Despite travel buyer and hotelier efforts this year, the accuracy of the hotel rates loaded into the global distribution systems has only slightly improved. Meanwhile, another chronic problem, the dropping of those negotiated rates, has grown increasingly troublesome in a buyer's hotel market.

Carlson Wagonlit Travel clients saw a slight uptick in rate-loading accuracy in the first round: 75 percent of rates loaded correctly on average, compared with 71 percent last year, followed by 90 percent accuracy on the second round, said Sherie Hermann, global project manager for CWT's hotel solutions group. "Hotels have done a better job because they're anxious for the business," she said.

Even with that improvement, many buyers are discovering that a good portion of travelers still are not getting access to negotiated rates even after they were loaded correctly. "The process is completely broken. I can't think of another word to describe this process," said Mike Boult, chief commercial officer for hotel sourcing technology supplier Lanyon, who in recent weeks shared the results of rate auditing for several clients with Business Travel News.
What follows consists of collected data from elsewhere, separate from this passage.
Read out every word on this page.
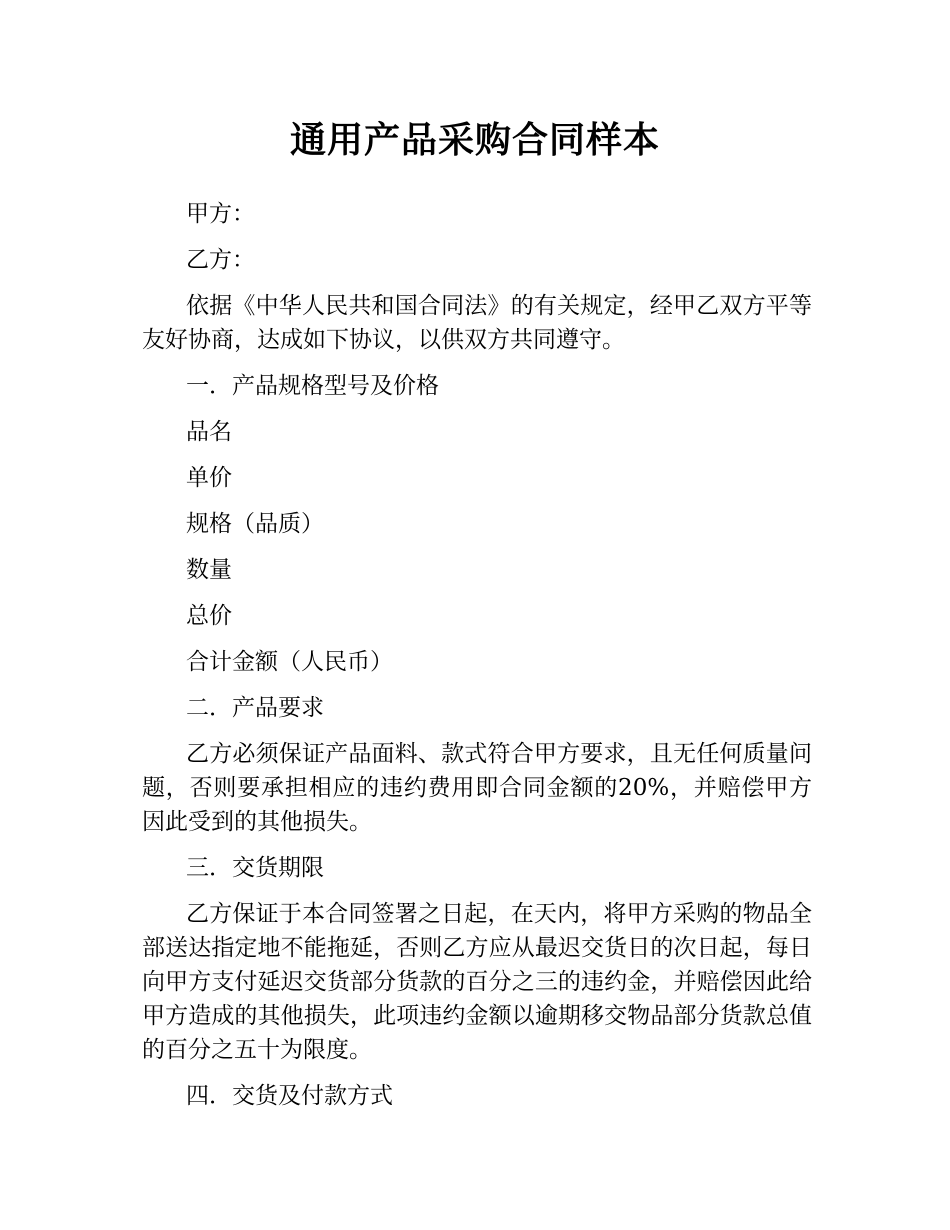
通用产品采购合同样本
甲方：
乙方：
依据《中华人民共和国合同法》的有关规定，经甲乙双方平等友好协商，达成如下协议，以供双方共同遵守。
一．产品规格型号及价格
品名
单价
规格（品质）
数量
总价
合计金额（人民币）
二．产品要求
乙方必须保证产品面料、款式符合甲方要求，且无任何质量问题，否则要承担相应的违约费用即合同金额的20%，并赔偿甲方因此受到的其他损失。
三．交货期限
乙方保证于本合同签署之日起，在天内，将甲方采购的物品全部送达指定地不能拖延，否则乙方应从最迟交货日的次日起，每日向甲方支付延迟交货部分货款的百分之三的违约金，并赔偿因此给甲方造成的其他损失，此项违约金额以逾期移交物品部分货款总值的百分之五十为限度。
四．交货及付款方式
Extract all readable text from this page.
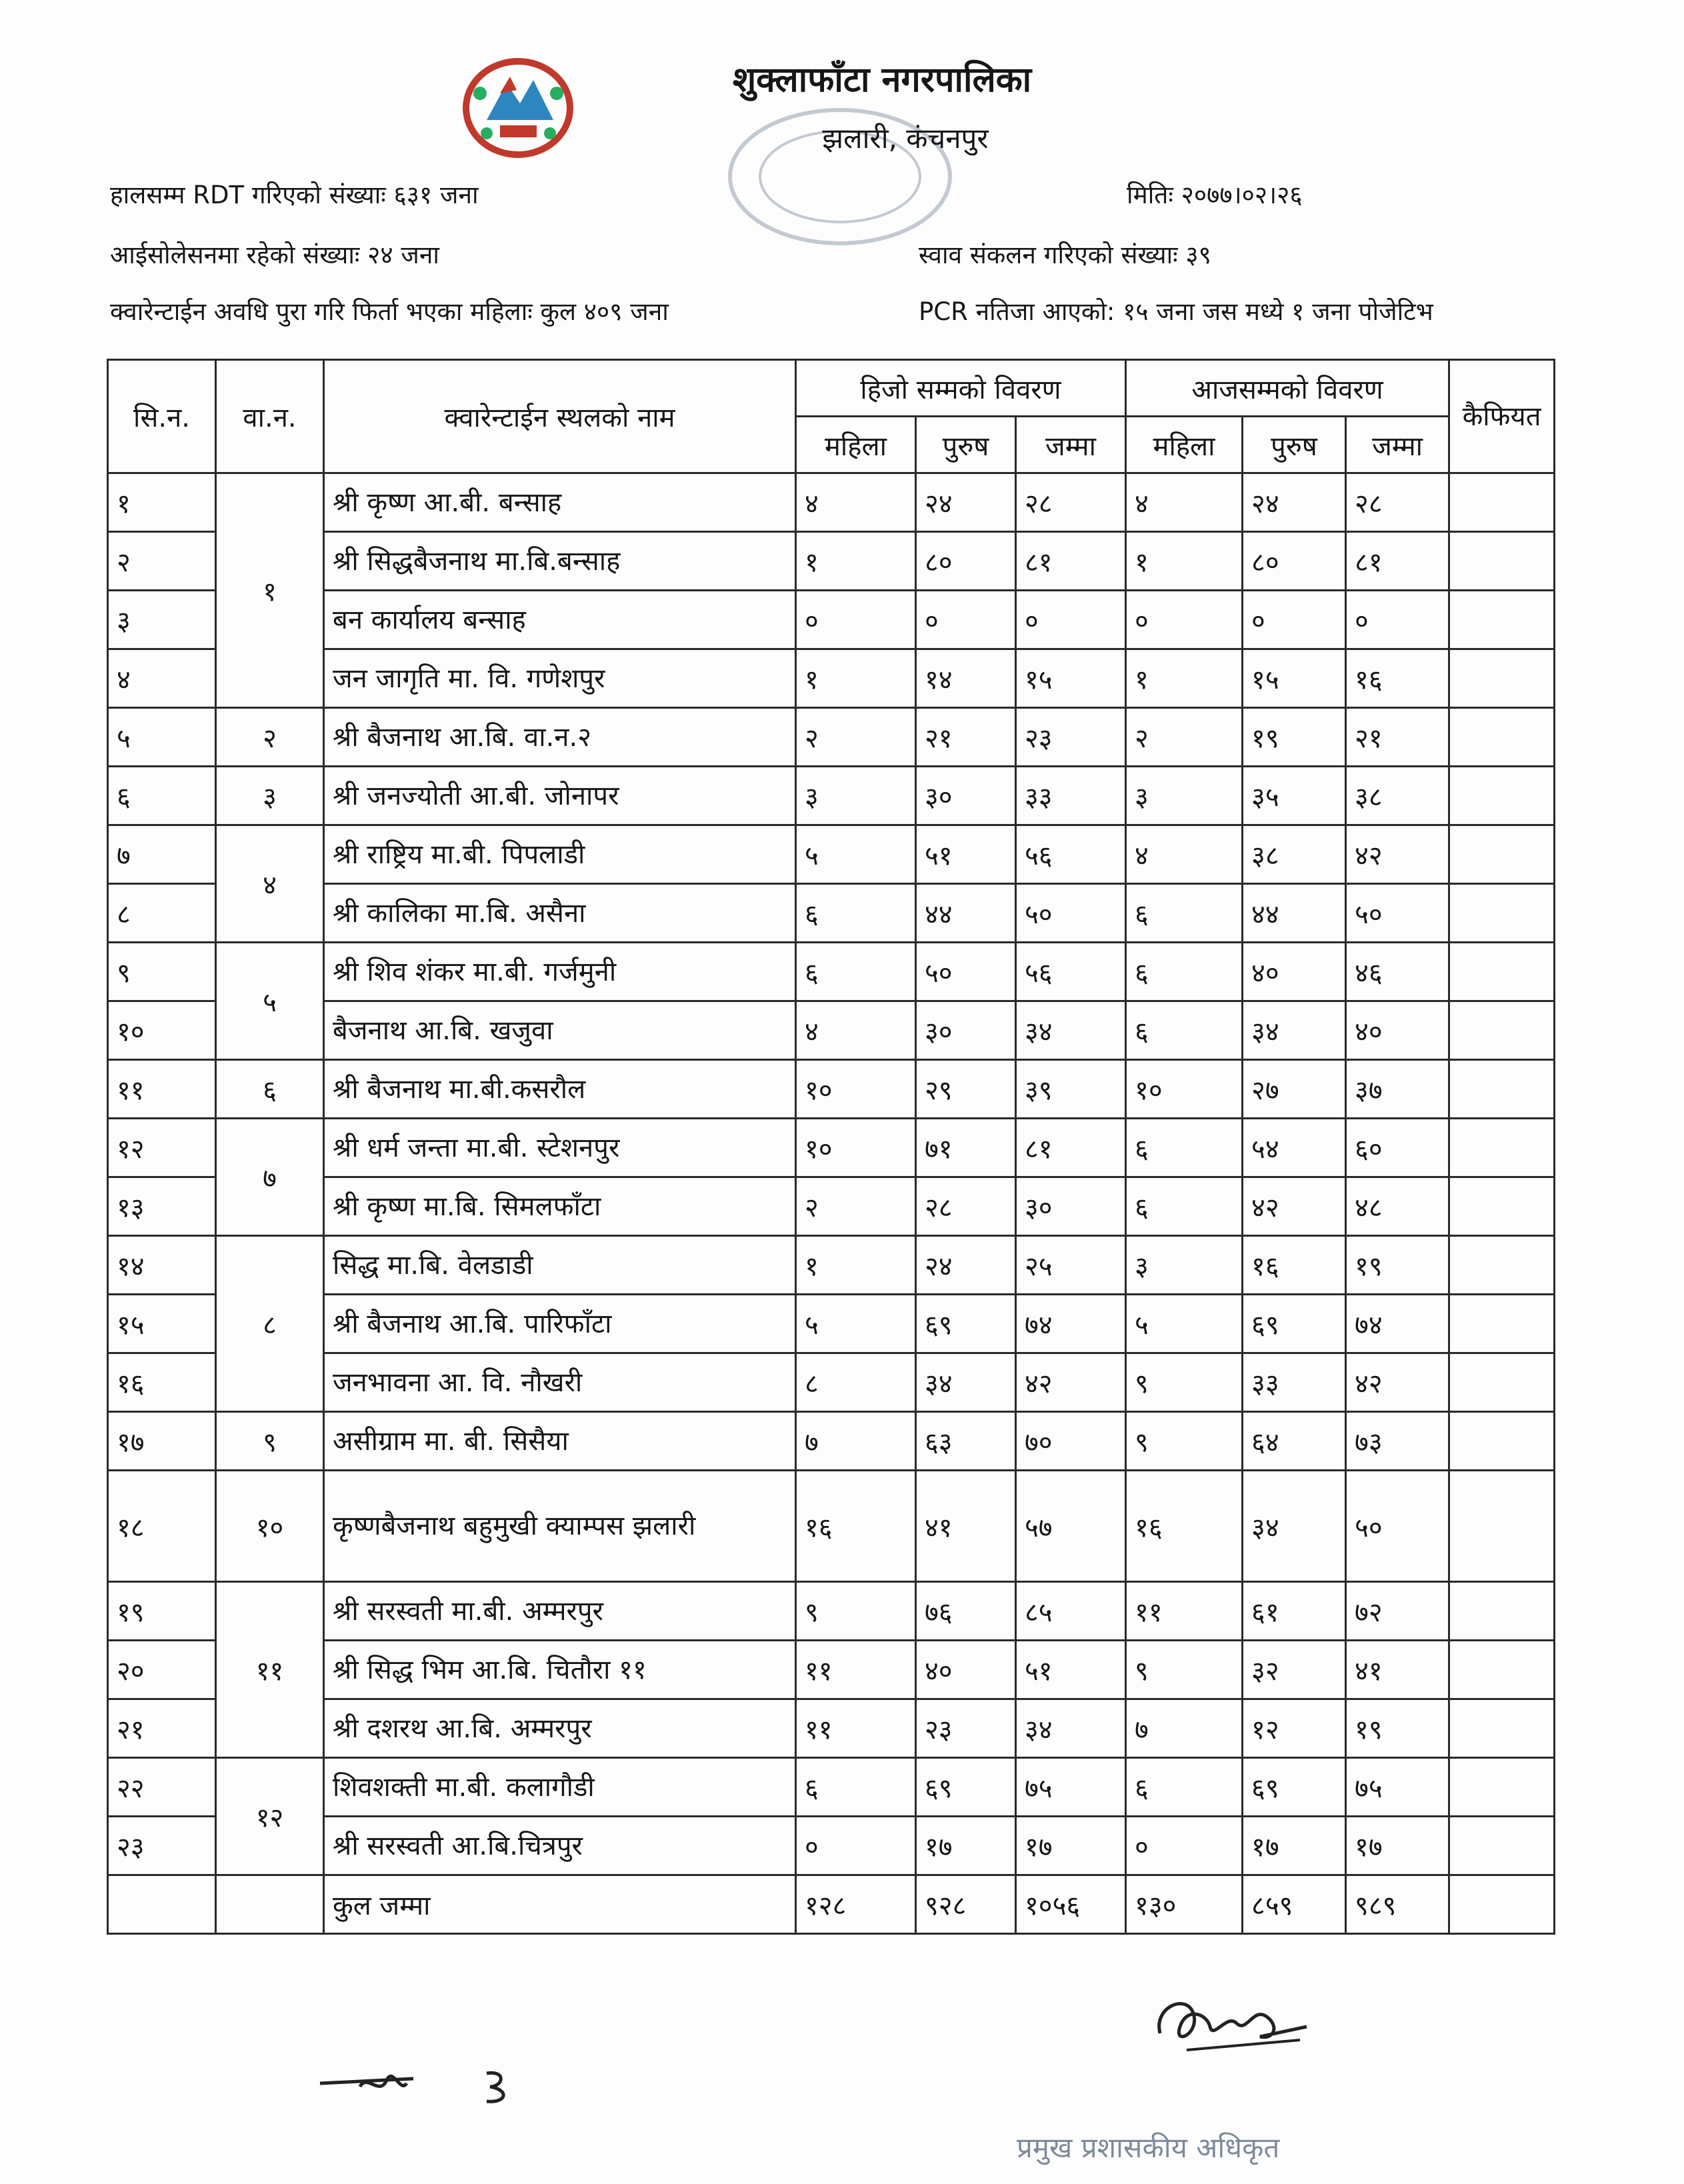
शुक्लाफाँटा नगरपालिका
झलारी, कंचनपुर
हालसम्म RDT गरिएको संख्याः ६३१ जना	मितिः २०७७।०२।२६
आईसोलेसनमा रहेको संख्याः २४ जना	स्वाव संकलन गरिएको संख्याः ३९
क्वारेन्टाईन अवधि पुरा गरि फिर्ता भएका महिलाः कुल ४०९ जना	PCR नतिजा आएको: १५ जना जस मध्ये १ जना पोजेटिभ
सि.न.	वा.न.	क्वारेन्टाईन स्थलको नाम	हिजो सम्मको विवरण			आजसम्मको विवरण			कैफियत
			महिला	पुरुष	जम्मा	महिला	पुरुष	जम्मा	
१	१	श्री कृष्ण आ.बी. बन्साह	४	२४	२८	४	२४	२८	
२		श्री सिद्धबैजनाथ मा.बि.बन्साह	१	८०	८१	१	८०	८१	
३		बन कार्यालय बन्साह	०	०	०	०	०	०	
४		जन जागृति मा. वि. गणेशपुर	१	१४	१५	१	१५	१६	
५	२	श्री बैजनाथ आ.बि. वा.न.२	२	२१	२३	२	१९	२१	
६	३	श्री जनज्योती आ.बी. जोनापर	३	३०	३३	३	३५	३८	
७	४	श्री राष्ट्रिय मा.बी. पिपलाडी	५	५१	५६	४	३८	४२	
८		श्री कालिका मा.बि. असैना	६	४४	५०	६	४४	५०	
९	५	श्री शिव शंकर मा.बी. गर्जमुनी	६	५०	५६	६	४०	४६	
१०		बैजनाथ आ.बि. खजुवा	४	३०	३४	६	३४	४०	
११	६	श्री बैजनाथ मा.बी.कसरौल	१०	२९	३९	१०	२७	३७	
१२	७	श्री धर्म जन्ता मा.बी. स्टेशनपुर	१०	७१	८१	६	५४	६०	
१३		श्री कृष्ण मा.बि. सिमलफाँटा	२	२८	३०	६	४२	४८	
१४	८	सिद्ध मा.बि. वेलडाडी	१	२४	२५	३	१६	१९	
१५		श्री बैजनाथ आ.बि. पारिफाँटा	५	६९	७४	५	६९	७४	
१६		जनभावना आ. वि. नौखरी	८	३४	४२	९	३३	४२	
१७	९	असीग्राम मा. बी. सिसैया	७	६३	७०	९	६४	७३	
१८	१०	कृष्णबैजनाथ बहुमुखी क्याम्पस झलारी	१६	४१	५७	१६	३४	५०	
१९	११	श्री सरस्वती मा.बी. अम्मरपुर	९	७६	८५	११	६१	७२	
२०		श्री सिद्ध भिम आ.बि. चितौरा ११	११	४०	५१	९	३२	४१	
२१		श्री दशरथ आ.बि. अम्मरपुर	११	२३	३४	७	१२	१९	
२२	१२	शिवशक्ती मा.बी. कलागौडी	६	६९	७५	६	६९	७५	
२३		श्री सरस्वती आ.बि.चित्रपुर	०	१७	१७	०	१७	१७	
		कुल जम्मा	१२८	९२८	१०५६	१३०	८५९	९८९	
प्रमुख प्रशासकीय अधिकृत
Even in heavily managed and frequently audited travel programs, travelers were booking the wrong rates at preferred properties about 30 percent of the time, he said. "Even after four audits, the rates are wrong," Boult said.

With faster and more accurate rate-auditing tools available, buyers have been ratcheting up auditing efforts in recent years, said Bob Brindley, vice president of BCD Travel consulting division Advito. While the traditional pattern has been a three-step audit, more buyers are now switching to quarterly audits, he said. "When we launched newer technology a couple of years ago, the first thing we saw was an increase in the amount of discrepancies."